There are also a number of end-user devices such as mobile phones and smart phones 251, Internet access devices (Internet tablets) 250, personal computers 260 of various sizes and formats, televisions and other viewing devices 261, video decoders and players 262, as well as video cameras 263 and other encoders such as digital microphones for audio capture. These devices 250, 251, 260, 261, 262 and 263 can also be made of multiple parts. The various devices may be connected to the networks 210 and 220 via communication connections such as a fixed connection 270, 271, 272 and 280 to the internet, a wireless connection 273 to the internet 210, a fixed connection 275 to the mobile network 220, and a wireless connection 278, 279 and 282 to the mobile network 220. The connections 271-282 are implemented by means of communication interfaces at the respective ends of the communication connection.

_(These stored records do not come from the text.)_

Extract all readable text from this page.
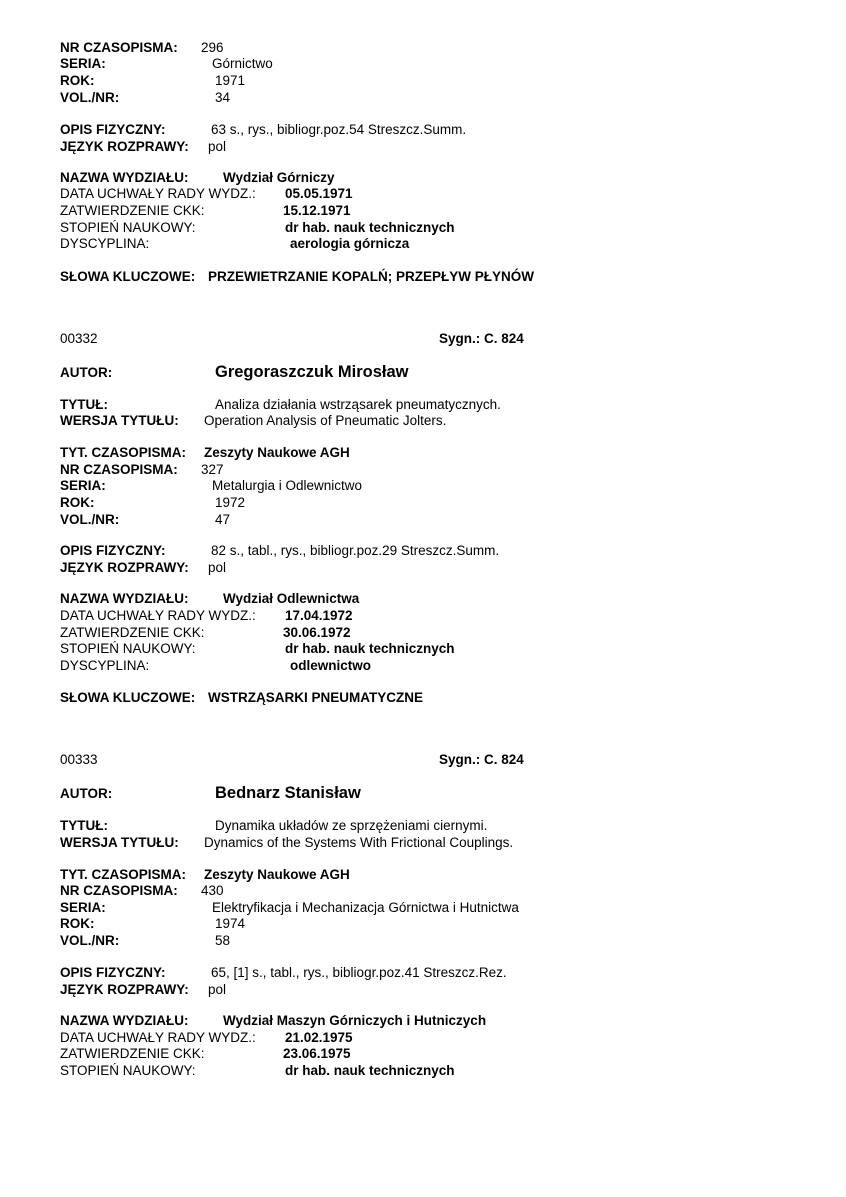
NR CZASOPISMA: 296
SERIA:	Górnictwo
ROK:	1971
VOL./NR:	34
OPIS FIZYCZNY:	63 s., rys., bibliogr.poz.54 Streszcz.Summ.
JĘZYK ROZPRAWY: pol
NAZWA WYDZIAŁU:	Wydział Górniczy
DATA UCHWAŁY RADY WYDZ.: 05.05.1971
ZATWIERDZENIE CKK:	15.12.1971
STOPIEŃ NAUKOWY:	dr hab. nauk technicznych
DYSCYPLINA:	aerologia górnicza
SŁOWA KLUCZOWE: PRZEWIETRZANIE KOPALŃ; PRZEPŁYW PŁYNÓW
00332	Sygn.: C. 824
AUTOR:	Gregoraszczuk Mirosław
TYTUŁ:	Analiza działania wstrząsarek pneumatycznych.
WERSJA TYTUŁU: Operation Analysis of Pneumatic Jolters.
TYT. CZASOPISMA: Zeszyty Naukowe AGH
NR CZASOPISMA: 327
SERIA:	Metalurgia i Odlewnictwo
ROK:	1972
VOL./NR:	47
OPIS FIZYCZNY:	82 s., tabl., rys., bibliogr.poz.29 Streszcz.Summ.
JĘZYK ROZPRAWY: pol
NAZWA WYDZIAŁU:	Wydział Odlewnictwa
DATA UCHWAŁY RADY WYDZ.: 17.04.1972
ZATWIERDZENIE CKK:	30.06.1972
STOPIEŃ NAUKOWY:	dr hab. nauk technicznych
DYSCYPLINA:	odlewnictwo
SŁOWA KLUCZOWE: WSTRZĄSARKI PNEUMATYCZNE
00333	Sygn.: C. 824
AUTOR:	Bednarz Stanisław
TYTUŁ:	Dynamika układów ze sprzężeniami ciernymi.
WERSJA TYTUŁU: Dynamics of the Systems With Frictional Couplings.
TYT. CZASOPISMA: Zeszyty Naukowe AGH
NR CZASOPISMA: 430
SERIA:	Elektryfikacja i Mechanizacja Górnictwa i Hutnictwa
ROK:	1974
VOL./NR:	58
OPIS FIZYCZNY:	65, [1] s., tabl., rys., bibliogr.poz.41 Streszcz.Rez.
JĘZYK ROZPRAWY: pol
NAZWA WYDZIAŁU:	Wydział Maszyn Górniczych i Hutniczych
DATA UCHWAŁY RADY WYDZ.: 21.02.1975
ZATWIERDZENIE CKK:	23.06.1975
STOPIEŃ NAUKOWY:	dr hab. nauk technicznych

FIG. 2b shows devices where audio conferencing may be carried out according to an example embodiment. As shown in FIG. 2b, the server 240 contains memory 245, one or more processors 246, 247, and computer program code 248 residing in the memory 245 for implementing, for example, the functionalities of a software application like an audio conference bridge or video conference service. The different servers 240, 241, 242 may contain at least these same elements for employing functionality relevant to each server. Similarly, the end-user device 251 contains memory 252, at least one processor 253 and 256, and computer program code 254 residing in the memory 252 for implementing, for example, the functionalities of a software application like a audio processing and audio conferencing. The end-user device may also have one or more cameras 255 and 259 for capturing image data, for example video. The end-user device may also contain one, two or more microphones 257 and 258 for capturing sound. The end-user devices may also have one or more wireless or wired microphones attached thereto. The different end-user devices 250, 260 may contain at least these same elements for employing functionality relevant to each device. The end user devices may also comprise a screen for viewing a graphical user interface.

It needs to be understood that different embodiments allow different parts to be carried out in different elements. For example, execution of a software application may be carried out entirely in one user device like 250, 251 or 260, or in one server device 240, 241, or 242, or across multiple user devices 250, 251, 260 or across multiple network devices 240, 241, or 242, or across both user devices 250, 251, 260 and network devices 240, 241, or 242. For example, the capturing and digitization of audio signals may happen in one device, the audio signal processing into transform coefficients may happen in another device and the control and management of audio conferencing may be carried out in a third device. The different application elements and libraries may be implemented as a software component residing on one device or distributed across several devices, as mentioned above, for example so that the devices form a so-called cloud. A user device 250, 251 or 260 may also act as a conference server, just like the various network devices 240, 241 and 242. The functions of this conference server i.e. conference bridge may be distributed across multiple devices, too.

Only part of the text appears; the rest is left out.